Lithium mining in Chile, Argentina and Bolivia, for instance, has led to concerns over soil degradation, water shortages and contamination, air pollution and biodiversity loss.
“This is because the mining process is extremely water-intensive, and also contaminates the landscape and the water supplies if not done in a sustainable method,” Ali said.
According to the US Geological Survey (USGS), about a fourth of the Earth’s known lithium deposits (88 million tonnes) would be economical to mine, said Charith Konda, energy analyst, Electricity Sector at at US-based Institute for Energy Economics and Financial Analysis (IEEFA).
“Applying this benchmark, India could probably economically extract 1.5 million tonnes of lithium from the 5.9 million tonnes discovered in preliminary studies,” Konda told PTI.
Economically here would mean that the resources and technology used to extract will give good return in terms of usage of the resource.
“India has a vision of increasing the share of electric vehicle sales to 30 per cent in private cars, 70 per cent in commercial vehicles, 40 per cent in buses, and 80 per cent in two- and three-wheelers by 2030. In absolute numbers, this could translate to 80 million EVs on Indian roads by 2030,” Konda said.
The battery pack of an average electric car, he explained, requires 8 kg of lithium. By this metric, India’s economically extractable lithium reserves should be enough to power 184.4 million electric cars.
Currently, India is import dependent for several elements such as lithium, nickel and cobalt. Ministry of Commerce data shows that India spent around Rs 26,000 crore importing lithium between 2018-2021.
In 2021, preliminary surveys by Atomic Minerals Directorate for Exploration and Research (AMD) showed the presence of lithium resources of 1,600 tonnes in Mandya District in Karnataka. However, there has been no report of mining the resource till date.
An IISD study found that access to critical elements such as lithium is a key challenge faced by companies investing in India’s EV ecosystem.
“These reserves could potentially be a huge carrot to attract investment into domestic battery manufacturing and other clean energy technologies,” Goel said
The potential site in Reasi has the same amount of lithium as the reserves in the US and more than China’s current reserves which are around 4.5 million tonnes.
However, the world’s largest lithium reserves in South America — especially in Bolivia, Chile and Argentina — are several times greater, collectively over 40 million metric tonnes.
According to University of Delaware’s Ali, domestic supply of usable lithium, if developed, could help develop batteries for solar and wind storage and EV usage.
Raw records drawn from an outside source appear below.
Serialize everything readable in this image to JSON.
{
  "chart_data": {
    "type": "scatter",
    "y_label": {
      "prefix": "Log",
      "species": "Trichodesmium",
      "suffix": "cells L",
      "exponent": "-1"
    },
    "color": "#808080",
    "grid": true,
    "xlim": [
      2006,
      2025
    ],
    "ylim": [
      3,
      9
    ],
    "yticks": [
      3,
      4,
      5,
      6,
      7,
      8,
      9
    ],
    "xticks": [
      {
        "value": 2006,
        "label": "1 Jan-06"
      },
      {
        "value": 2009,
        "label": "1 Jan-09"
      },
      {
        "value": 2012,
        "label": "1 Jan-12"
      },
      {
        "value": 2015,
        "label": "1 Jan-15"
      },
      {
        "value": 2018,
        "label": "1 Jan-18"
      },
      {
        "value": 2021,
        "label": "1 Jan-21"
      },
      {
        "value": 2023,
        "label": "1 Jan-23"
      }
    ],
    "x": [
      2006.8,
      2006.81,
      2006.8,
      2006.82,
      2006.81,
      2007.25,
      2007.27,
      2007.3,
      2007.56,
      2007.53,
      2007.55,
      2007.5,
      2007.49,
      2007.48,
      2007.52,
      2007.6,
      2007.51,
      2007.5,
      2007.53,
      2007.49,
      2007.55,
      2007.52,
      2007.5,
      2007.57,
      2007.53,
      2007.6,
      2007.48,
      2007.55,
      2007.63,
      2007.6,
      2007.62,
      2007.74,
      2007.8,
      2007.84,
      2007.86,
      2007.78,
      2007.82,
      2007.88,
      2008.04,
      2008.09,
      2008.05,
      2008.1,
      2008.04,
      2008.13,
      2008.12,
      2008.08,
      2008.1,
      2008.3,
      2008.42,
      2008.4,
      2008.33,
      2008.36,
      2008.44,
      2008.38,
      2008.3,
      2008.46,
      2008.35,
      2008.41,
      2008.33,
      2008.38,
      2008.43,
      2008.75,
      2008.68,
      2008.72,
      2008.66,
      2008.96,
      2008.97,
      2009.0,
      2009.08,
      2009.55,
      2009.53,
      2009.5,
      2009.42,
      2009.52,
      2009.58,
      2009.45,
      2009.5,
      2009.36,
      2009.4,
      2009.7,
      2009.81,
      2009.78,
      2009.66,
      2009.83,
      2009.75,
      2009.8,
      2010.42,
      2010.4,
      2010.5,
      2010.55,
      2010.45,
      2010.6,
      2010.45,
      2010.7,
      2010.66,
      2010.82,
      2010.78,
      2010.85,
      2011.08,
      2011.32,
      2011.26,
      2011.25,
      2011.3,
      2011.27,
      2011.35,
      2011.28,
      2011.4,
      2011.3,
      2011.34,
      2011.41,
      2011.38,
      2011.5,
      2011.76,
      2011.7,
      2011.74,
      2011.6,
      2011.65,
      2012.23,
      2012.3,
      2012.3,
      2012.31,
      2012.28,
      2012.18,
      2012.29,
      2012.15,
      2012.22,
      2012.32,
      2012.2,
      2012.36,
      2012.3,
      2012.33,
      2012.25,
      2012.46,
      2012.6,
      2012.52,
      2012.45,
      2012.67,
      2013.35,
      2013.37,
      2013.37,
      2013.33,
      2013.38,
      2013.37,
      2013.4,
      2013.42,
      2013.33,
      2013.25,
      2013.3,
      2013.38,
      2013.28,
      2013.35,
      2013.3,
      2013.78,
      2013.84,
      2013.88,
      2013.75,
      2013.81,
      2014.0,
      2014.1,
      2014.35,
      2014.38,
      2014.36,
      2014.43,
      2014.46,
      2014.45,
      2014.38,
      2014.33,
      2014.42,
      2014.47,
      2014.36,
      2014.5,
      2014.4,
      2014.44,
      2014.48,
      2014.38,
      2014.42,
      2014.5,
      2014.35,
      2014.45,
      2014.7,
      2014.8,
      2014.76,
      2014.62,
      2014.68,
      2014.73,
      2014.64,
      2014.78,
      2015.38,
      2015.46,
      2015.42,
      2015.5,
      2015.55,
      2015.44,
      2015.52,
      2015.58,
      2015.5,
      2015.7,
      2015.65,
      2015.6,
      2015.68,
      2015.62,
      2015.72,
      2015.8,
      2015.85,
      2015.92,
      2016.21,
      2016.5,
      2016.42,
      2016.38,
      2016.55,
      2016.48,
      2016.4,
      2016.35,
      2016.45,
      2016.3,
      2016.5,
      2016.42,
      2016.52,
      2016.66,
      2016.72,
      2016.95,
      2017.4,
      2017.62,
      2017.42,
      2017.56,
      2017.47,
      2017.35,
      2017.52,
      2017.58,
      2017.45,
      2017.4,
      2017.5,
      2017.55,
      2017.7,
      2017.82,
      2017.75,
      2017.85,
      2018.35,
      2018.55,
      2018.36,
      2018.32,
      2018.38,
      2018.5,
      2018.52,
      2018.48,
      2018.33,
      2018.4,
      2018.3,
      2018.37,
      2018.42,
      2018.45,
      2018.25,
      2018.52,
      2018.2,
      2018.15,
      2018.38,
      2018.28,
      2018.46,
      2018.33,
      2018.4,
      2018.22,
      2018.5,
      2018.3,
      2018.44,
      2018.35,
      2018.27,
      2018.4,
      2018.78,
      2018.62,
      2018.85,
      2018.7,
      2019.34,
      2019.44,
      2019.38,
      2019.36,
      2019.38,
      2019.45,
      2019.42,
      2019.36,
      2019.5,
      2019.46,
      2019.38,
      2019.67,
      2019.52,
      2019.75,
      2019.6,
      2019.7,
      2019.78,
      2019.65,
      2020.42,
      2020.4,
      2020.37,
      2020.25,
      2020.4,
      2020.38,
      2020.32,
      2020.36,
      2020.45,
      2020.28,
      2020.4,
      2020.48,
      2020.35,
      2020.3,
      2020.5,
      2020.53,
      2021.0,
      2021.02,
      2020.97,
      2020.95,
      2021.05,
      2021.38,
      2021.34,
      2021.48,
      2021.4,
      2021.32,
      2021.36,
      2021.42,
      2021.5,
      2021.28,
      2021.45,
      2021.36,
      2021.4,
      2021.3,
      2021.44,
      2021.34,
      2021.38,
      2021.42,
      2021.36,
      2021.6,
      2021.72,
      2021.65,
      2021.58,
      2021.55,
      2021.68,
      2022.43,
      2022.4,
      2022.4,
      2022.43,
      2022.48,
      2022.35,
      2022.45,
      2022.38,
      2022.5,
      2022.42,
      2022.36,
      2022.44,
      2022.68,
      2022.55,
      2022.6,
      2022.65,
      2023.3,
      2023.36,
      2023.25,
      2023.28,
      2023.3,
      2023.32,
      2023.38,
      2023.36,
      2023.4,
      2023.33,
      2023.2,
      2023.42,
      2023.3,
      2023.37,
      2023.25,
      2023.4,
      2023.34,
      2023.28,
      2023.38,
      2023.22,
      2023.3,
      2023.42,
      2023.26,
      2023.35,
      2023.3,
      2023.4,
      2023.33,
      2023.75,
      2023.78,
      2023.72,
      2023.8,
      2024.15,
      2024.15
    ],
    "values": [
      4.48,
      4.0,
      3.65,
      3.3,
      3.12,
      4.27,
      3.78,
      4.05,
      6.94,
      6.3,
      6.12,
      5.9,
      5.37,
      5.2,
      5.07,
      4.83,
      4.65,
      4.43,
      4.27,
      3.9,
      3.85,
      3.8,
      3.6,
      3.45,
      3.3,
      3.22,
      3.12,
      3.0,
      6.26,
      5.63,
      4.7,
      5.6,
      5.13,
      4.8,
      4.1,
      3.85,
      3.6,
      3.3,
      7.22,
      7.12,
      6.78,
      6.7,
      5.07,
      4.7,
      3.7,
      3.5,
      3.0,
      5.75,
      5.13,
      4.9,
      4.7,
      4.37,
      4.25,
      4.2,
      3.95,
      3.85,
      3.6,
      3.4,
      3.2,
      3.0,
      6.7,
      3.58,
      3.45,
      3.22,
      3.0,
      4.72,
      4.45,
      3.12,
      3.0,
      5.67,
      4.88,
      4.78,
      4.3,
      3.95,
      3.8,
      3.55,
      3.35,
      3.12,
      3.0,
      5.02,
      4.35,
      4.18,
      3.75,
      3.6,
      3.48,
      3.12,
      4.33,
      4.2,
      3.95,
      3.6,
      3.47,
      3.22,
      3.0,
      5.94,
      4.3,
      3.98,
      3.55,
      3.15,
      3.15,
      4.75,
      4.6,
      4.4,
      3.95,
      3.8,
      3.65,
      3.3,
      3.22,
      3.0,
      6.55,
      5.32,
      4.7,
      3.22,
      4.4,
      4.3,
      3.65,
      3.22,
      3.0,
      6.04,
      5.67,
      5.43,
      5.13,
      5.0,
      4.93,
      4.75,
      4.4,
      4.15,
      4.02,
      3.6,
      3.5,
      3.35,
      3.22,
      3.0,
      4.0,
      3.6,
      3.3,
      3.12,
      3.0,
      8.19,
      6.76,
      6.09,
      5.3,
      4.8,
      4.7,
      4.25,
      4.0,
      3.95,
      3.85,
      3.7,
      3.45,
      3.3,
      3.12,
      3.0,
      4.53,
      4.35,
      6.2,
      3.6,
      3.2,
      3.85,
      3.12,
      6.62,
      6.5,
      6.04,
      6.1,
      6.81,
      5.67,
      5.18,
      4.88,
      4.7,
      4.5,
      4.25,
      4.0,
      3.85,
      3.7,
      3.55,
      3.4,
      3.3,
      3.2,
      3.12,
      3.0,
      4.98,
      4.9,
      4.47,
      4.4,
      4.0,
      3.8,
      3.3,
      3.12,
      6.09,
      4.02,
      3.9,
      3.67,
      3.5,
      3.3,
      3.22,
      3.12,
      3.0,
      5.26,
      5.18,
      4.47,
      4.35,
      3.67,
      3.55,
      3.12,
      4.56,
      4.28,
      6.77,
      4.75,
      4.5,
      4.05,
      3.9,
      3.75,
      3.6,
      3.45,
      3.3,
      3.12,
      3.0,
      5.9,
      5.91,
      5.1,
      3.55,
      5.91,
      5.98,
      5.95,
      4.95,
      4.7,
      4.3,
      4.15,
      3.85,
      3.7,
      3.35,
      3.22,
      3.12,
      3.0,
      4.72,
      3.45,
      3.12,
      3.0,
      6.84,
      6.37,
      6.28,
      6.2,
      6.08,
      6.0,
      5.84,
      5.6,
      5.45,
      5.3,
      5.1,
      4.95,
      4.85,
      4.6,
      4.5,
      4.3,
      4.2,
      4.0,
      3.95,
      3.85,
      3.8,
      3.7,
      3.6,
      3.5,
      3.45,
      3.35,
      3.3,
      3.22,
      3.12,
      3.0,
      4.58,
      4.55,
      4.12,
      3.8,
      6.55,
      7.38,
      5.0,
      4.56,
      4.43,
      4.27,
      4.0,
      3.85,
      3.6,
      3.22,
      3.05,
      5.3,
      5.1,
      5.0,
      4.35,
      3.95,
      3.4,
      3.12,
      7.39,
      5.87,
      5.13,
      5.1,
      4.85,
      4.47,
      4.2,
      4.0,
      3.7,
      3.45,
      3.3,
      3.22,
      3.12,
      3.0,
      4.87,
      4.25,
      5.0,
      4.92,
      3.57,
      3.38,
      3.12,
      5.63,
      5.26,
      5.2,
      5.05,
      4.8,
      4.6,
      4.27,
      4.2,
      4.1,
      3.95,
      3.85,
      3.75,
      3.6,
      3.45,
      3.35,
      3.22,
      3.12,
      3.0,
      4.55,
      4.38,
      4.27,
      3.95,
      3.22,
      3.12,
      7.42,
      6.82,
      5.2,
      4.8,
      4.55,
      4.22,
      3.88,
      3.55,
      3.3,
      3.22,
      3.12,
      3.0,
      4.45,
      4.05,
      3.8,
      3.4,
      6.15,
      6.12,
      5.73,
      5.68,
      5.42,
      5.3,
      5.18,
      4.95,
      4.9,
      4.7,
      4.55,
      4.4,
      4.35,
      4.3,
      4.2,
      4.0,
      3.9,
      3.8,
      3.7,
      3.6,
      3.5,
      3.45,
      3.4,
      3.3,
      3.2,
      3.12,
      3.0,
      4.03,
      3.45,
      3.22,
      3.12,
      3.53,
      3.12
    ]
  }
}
What is critical in this scenario is the government putting in place the right support to make sure that securing these critical minerals is done in a socially and environmentally responsible manner, experts agree.
Environmentalists also argue that the focus should be on redesigning cities to reduce car usage in general instead of using metals like lithium to shift to EVs.
“This could specially be done in high density population centres of India with smarter urban planning,” Ali said.
This is because even when safeguards try to limit the social and environmental harm around fossil fuel extraction, which is considerable, there is no “fix” for air pollution and greenhouse gas emissions, IISD’s Goel added.
“Given that lithium-ion batteries are the most advanced batteries available, they would continue to play a major role for the foreseeable future. India should mine lithium with proper environmental and social safeguards in place given the ecological and political sensitivities of the area,” IEEFA’s Konda said.